Toen ik werd afgewezen, had ik het gevoel dat ik voorgoed mijn onschuld had verloren. Van nu af aan zou alles beladen zijn. Wat ik ook deed, ik was gefrustreerd, zo zou de conclusie luiden. Die conclusie heb ik dan ook heel wat keren moeten horen. ‘Ach, wat zielig toch, dat hij zich met dit baantje in Friesland tevreden moet stellen.’ Zelfs gedeputeerde Bertus Mulder schreef het een keer in de krant: ‘In man mei de talenten fan Mous fertsjinnet better as Fryslân.’ Nou, dat kun je dan in je zak steken.

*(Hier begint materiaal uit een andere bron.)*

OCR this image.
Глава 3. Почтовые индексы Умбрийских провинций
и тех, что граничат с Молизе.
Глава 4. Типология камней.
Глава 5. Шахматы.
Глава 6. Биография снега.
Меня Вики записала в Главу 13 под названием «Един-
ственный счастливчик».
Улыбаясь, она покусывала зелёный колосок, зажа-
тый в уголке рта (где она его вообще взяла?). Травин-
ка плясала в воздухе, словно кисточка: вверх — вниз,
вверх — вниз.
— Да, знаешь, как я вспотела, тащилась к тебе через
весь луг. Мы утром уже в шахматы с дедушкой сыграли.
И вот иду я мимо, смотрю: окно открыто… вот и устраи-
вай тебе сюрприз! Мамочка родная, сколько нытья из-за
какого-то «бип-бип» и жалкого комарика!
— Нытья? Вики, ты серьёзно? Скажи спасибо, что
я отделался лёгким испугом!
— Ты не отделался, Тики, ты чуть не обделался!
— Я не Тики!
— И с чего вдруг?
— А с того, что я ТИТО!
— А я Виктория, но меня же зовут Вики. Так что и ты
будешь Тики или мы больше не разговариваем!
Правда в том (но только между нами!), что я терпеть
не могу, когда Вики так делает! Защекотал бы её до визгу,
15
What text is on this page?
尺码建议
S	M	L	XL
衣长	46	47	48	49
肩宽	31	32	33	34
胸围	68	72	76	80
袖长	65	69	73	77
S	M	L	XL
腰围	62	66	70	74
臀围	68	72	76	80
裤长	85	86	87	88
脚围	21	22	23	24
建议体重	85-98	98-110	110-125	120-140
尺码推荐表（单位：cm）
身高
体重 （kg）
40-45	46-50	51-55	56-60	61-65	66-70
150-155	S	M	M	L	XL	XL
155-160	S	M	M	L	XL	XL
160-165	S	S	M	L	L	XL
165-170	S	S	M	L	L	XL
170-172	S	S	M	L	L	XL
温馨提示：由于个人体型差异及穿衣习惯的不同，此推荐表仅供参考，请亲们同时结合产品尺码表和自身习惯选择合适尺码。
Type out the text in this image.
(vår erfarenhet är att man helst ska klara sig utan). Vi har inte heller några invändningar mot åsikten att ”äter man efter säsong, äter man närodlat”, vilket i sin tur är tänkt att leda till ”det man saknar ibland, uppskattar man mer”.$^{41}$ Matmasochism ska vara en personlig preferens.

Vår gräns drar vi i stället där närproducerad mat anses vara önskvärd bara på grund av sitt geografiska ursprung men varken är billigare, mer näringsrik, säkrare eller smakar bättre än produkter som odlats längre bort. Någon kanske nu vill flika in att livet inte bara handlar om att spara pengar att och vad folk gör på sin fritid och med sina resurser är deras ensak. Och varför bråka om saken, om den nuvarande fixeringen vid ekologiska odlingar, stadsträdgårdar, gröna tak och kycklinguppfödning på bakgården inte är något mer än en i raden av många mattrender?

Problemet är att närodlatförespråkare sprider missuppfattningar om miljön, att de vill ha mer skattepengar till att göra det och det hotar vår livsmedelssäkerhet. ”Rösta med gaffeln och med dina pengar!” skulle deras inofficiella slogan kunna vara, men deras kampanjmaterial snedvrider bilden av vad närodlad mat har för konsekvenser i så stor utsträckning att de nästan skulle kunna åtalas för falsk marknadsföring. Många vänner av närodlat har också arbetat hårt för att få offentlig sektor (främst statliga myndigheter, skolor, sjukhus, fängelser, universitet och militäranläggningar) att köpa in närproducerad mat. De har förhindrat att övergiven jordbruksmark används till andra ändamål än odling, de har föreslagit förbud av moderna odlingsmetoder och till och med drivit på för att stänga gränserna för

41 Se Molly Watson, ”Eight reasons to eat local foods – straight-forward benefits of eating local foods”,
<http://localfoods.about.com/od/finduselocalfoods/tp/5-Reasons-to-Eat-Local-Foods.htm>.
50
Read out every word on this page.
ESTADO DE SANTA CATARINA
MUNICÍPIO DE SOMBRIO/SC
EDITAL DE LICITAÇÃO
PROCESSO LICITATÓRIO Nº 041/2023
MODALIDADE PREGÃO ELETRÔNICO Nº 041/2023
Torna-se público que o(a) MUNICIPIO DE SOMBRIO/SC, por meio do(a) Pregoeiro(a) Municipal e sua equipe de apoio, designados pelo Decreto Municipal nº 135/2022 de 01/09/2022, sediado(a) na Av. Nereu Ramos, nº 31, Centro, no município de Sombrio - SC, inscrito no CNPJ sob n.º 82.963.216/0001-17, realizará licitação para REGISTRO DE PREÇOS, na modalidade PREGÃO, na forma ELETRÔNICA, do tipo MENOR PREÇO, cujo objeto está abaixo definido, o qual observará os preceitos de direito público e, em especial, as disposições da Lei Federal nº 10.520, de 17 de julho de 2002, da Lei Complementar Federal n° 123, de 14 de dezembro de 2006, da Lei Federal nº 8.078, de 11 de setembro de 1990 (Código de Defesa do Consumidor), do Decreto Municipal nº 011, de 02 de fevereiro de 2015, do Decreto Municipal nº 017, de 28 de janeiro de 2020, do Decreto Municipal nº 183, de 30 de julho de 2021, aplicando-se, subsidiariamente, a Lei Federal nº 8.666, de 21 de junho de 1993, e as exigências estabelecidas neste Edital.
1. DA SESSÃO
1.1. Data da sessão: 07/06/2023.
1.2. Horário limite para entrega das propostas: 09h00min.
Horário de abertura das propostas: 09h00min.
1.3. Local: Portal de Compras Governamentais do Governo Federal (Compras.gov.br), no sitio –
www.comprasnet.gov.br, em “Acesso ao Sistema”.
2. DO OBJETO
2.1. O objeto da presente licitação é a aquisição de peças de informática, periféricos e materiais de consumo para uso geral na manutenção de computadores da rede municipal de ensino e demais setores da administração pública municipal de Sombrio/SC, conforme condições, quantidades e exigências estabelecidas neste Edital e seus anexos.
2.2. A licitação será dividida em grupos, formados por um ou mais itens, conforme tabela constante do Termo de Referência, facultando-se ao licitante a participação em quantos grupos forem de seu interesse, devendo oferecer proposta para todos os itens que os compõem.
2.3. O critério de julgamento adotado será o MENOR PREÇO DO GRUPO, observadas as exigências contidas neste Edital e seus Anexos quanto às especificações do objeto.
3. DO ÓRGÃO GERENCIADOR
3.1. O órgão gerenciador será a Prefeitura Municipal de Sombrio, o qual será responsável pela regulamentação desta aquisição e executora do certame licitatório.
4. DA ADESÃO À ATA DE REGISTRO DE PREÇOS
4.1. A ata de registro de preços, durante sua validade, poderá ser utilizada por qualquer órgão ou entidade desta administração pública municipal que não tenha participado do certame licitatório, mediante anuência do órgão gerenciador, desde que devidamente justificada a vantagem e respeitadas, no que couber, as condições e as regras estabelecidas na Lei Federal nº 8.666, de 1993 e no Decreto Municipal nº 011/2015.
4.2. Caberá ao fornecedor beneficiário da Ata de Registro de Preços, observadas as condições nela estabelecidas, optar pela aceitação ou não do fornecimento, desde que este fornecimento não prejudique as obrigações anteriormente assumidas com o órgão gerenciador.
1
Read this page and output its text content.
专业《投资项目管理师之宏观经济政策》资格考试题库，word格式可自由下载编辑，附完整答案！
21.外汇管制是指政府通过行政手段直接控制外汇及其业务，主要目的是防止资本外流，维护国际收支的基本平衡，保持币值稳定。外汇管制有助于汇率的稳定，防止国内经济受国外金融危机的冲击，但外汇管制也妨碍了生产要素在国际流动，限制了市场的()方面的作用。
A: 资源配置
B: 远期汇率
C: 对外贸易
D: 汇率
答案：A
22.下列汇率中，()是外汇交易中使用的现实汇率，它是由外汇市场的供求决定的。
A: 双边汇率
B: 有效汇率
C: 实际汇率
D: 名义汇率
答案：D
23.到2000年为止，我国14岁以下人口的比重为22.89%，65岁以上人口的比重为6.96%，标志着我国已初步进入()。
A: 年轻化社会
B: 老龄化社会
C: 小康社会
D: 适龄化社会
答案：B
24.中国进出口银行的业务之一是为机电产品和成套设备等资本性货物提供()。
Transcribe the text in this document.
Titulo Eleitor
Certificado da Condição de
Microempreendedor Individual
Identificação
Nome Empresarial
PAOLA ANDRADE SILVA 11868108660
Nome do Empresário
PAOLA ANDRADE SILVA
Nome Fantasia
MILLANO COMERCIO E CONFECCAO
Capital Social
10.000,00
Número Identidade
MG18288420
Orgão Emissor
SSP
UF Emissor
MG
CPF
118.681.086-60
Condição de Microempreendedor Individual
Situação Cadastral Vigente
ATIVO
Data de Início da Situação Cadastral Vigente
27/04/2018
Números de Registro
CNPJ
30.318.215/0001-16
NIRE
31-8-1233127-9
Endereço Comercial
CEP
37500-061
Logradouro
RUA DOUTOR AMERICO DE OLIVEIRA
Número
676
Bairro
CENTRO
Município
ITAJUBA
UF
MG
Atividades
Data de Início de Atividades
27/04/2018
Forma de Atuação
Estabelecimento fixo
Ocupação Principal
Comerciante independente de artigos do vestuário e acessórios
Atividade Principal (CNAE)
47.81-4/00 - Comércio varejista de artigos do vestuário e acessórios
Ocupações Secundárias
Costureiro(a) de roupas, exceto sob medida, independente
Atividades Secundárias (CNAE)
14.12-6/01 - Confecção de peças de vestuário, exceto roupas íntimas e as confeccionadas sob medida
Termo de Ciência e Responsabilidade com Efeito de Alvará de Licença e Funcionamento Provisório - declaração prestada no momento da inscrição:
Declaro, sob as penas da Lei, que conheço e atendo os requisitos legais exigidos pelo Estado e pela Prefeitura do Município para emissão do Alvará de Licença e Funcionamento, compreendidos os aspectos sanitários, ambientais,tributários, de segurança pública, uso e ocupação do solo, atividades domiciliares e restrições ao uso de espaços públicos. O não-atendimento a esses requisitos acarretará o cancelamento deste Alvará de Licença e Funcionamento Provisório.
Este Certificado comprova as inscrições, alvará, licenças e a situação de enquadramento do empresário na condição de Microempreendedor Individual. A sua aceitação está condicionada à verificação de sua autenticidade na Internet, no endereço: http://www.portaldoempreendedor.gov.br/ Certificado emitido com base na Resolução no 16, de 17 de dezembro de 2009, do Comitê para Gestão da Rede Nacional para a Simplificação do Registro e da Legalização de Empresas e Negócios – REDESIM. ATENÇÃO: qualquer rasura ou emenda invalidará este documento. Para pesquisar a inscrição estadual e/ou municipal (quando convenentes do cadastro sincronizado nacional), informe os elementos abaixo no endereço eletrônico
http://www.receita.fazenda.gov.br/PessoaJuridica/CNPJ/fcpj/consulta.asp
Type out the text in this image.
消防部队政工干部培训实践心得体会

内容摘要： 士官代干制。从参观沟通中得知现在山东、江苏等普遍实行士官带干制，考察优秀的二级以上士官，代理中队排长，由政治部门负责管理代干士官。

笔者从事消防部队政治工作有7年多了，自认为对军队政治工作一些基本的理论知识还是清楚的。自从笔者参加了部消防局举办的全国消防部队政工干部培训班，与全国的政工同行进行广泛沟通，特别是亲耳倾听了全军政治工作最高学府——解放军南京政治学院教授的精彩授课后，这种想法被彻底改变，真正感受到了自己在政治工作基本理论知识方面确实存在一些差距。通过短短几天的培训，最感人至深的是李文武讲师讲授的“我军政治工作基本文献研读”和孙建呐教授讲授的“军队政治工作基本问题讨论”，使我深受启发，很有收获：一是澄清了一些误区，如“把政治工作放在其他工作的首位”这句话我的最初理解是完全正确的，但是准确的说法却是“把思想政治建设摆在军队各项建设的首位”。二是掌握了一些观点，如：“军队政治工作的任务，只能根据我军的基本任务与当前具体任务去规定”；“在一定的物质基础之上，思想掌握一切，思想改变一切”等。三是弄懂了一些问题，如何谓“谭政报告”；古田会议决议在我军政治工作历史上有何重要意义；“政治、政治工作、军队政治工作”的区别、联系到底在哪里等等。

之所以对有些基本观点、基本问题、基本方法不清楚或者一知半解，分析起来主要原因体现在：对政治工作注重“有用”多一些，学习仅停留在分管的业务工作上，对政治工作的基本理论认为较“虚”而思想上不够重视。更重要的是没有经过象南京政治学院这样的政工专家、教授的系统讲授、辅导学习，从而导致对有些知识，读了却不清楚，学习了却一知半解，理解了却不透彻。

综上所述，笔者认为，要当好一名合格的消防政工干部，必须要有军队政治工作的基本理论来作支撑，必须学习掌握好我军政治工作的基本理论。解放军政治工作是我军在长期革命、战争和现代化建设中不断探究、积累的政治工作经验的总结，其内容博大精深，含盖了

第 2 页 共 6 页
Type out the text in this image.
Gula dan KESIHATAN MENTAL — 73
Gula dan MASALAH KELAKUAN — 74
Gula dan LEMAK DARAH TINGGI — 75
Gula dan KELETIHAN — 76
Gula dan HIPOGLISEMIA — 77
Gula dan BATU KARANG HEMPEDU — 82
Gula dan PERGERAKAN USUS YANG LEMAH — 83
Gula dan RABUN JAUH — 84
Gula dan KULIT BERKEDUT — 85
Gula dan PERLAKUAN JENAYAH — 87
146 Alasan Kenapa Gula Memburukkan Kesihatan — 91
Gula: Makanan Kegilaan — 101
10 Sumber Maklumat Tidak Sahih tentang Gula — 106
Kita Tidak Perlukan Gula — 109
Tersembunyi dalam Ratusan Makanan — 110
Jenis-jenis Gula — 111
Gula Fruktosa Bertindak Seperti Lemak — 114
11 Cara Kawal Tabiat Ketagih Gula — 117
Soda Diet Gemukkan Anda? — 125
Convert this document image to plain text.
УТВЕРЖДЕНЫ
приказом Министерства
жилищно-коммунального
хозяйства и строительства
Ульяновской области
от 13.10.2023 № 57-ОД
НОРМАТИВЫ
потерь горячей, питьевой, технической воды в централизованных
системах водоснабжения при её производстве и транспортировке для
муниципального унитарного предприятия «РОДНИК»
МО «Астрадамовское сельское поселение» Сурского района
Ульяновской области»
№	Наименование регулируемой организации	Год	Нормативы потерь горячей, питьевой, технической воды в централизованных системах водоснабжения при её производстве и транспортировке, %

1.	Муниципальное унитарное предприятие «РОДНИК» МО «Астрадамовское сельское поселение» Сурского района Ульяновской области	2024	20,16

Binnen een jaar had ik een uiterst kritische functiebeoordeling van directeur Oeds Westerhof aan mijn broek. Ik probeerde mij te verweren, maar dat gaf alleen maar meer heibel. Eén van de kritiekpunten was, dat ik teveel de polemiek opzocht in de publiciteit. Dat zou niet te verenigen zijn het bemiddelende karakter van mijn functie. Ik gaf aan dat ik het recht had om in het openbaar mijn mening te uiten over zaken van algemeen belang.
‘Gerard Tonen moet zijn mond houden‘, schreef ik enige tijd later in een kritisch artikel over de toenmalige directeur van Schouwburg De Harmonie en lijstduwer van de PvdA. Gerard Tonen zelf kon die tekst best waarderen, maar de volgende dag moest ik wel op het matje komen bij Oeds Westerhof, die communicatiemedewerker was geweest bij de PvdA.
Het was wederom de rode Cosa Nostra in Friesland, de socialistische kartelvorming waar Pim Fortuyn tegen te keer zou gaan. Toen ik dat tegen Oeds Westerhof recht op de man af zei, wuifde hij die kritiek weg als onzin. ‘Waarom denk je dat hij hier directeur bent geworden?’ vroeg ik hem toen. We keken elkaar diep in de ogen en het bleef zowat een minuut lang heel stil daar in die directeurskamer in het Fryslânhûs. Die stilte is me altijd bijgebleven.
‘Sfeer van ons kent ons in Friese politiek‘, zo vatte ik het samen in een eerder artikel in de LC. Hoe dan ook, dit soort conflicten met mijn werkgever zouden in de komende jaren gaan terugkeren. Vrijheid van meningsuiting is in Nederland slechts mogelijk voor zover je werkgever dat toestaat, en voor zover je zelf geen acht slaat op pogingen van hogerhand om je de mond te snoeren.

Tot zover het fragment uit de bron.